I woke up at 2:00 a.m. to shoot the lunar eclipse, and learned a few things:
Batteries fade quickly in cold temperatures. I can’t complain because I got off plenty of shots, but the night’s shooting did end with a blinking red battery light indicator.
Gloves are your friend. It’s cold at night in mid-December. And the wind only makes it colder.
I’m paying the Tripod Tax. It’s a photography truism, and I finally ran up against it. I own a cheap-o $35 Best Buy tripod. And it can’t support my camera and long lens at an extreme angle in the wind without compromising the pictures.
The 10 second timer is your friend. I found that after pushing the shutter button, the camera would take 5 or 6 seconds to settle back down. Like I said, the tripod is a cheap piece of crap. With the 10 second delay, it was much better settled before the exposure is taken.

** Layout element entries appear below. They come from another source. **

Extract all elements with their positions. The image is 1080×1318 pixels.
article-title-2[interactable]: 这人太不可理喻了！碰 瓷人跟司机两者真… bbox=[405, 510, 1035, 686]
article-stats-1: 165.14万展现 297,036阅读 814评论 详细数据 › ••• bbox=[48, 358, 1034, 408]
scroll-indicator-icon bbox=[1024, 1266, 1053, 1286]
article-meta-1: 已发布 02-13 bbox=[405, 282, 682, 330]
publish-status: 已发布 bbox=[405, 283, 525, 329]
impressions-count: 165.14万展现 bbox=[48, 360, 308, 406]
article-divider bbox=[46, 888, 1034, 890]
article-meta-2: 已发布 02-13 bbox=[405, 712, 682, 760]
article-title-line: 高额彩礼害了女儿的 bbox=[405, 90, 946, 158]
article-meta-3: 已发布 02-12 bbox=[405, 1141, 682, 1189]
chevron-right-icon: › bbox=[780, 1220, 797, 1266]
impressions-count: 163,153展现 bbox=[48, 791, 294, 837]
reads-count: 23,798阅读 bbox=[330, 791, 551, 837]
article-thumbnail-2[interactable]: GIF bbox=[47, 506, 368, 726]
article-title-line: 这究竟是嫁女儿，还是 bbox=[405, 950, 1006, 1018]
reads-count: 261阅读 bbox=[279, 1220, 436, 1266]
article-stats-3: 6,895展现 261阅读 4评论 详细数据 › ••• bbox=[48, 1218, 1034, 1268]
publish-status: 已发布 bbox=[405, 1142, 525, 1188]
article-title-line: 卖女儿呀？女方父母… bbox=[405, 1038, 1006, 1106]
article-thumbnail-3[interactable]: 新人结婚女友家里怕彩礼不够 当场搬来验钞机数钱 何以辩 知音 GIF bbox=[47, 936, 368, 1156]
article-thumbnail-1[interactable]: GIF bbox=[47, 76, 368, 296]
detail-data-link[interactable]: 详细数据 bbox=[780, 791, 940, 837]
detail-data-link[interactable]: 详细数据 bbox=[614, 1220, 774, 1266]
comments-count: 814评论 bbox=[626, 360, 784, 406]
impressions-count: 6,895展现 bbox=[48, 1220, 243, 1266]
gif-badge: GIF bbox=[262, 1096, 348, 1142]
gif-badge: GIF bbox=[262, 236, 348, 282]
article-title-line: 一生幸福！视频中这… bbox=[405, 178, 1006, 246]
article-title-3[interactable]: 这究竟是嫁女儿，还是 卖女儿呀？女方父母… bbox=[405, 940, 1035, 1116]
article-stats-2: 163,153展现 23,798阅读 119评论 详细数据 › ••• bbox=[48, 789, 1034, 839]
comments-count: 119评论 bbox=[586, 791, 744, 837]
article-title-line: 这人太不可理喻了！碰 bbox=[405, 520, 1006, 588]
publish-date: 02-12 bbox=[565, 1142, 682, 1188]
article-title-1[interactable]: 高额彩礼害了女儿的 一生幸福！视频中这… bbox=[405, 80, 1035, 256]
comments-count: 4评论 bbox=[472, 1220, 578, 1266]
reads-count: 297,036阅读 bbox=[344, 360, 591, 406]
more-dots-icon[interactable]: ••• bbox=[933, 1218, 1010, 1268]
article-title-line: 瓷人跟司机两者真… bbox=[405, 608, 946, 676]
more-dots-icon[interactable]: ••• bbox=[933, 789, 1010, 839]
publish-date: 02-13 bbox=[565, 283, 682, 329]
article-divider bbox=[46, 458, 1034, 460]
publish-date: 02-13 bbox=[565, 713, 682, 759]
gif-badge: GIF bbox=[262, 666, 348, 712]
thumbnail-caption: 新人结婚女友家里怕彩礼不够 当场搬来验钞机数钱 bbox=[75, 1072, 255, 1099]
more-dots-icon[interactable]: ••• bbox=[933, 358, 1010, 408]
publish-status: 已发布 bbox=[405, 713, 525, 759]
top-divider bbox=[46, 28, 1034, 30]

Remember the ISO. I was having a tough time getting a shorter exposure time. Stupid me was about 3/4 of the night into shooting before it dawned on me to raise the ISO past 200. Once I got it to 800 and even 1600, the shutter speed was almost manageable with the tripod.
Ambient light is a pain in the butt at night. I live on a street corner that comes complete with a street light on it. I set up my tripod behind my car to block as much of that light as possible. I’m just grateful that the neighbor’s Christmas lights on their front lawn turned off before I went outside.
I love live view. Never thought I’d say that, but it’s key in focusing on the moon. Going to live view and looking at the scene in 10x magnification helped me manually focus better than I ever could through the viewfinder. It also showed me how pathetically awful my tripod was. I took my shots with a 10 second delay. After pushing the shutter button, I could see the camera settling down for the next 5 or 6 seconds, via the moon moving up the screen in live view.
Taking a picture of the eclipsing moon is hard. The bright part of the moon is many stops brighter than the orange/rusty part. You could take two exposures and sandwich them together, or even exposure bracket the thing. I didn’t trust my tripod enough for that, though.
Did I mention how bad my tripod is? Really, it was so bad that I left the lens stabilization on to help counteract some of the movement.
I miss my remote release. The one I have for my Canon XTi doesn’t work with the 60D. Also, I’m tired of the infrared being on the front of the camera. I don’t want to reach around my camera to set off the shutter. So my next shutter release will be cabled. I also want to try to do star trails with that.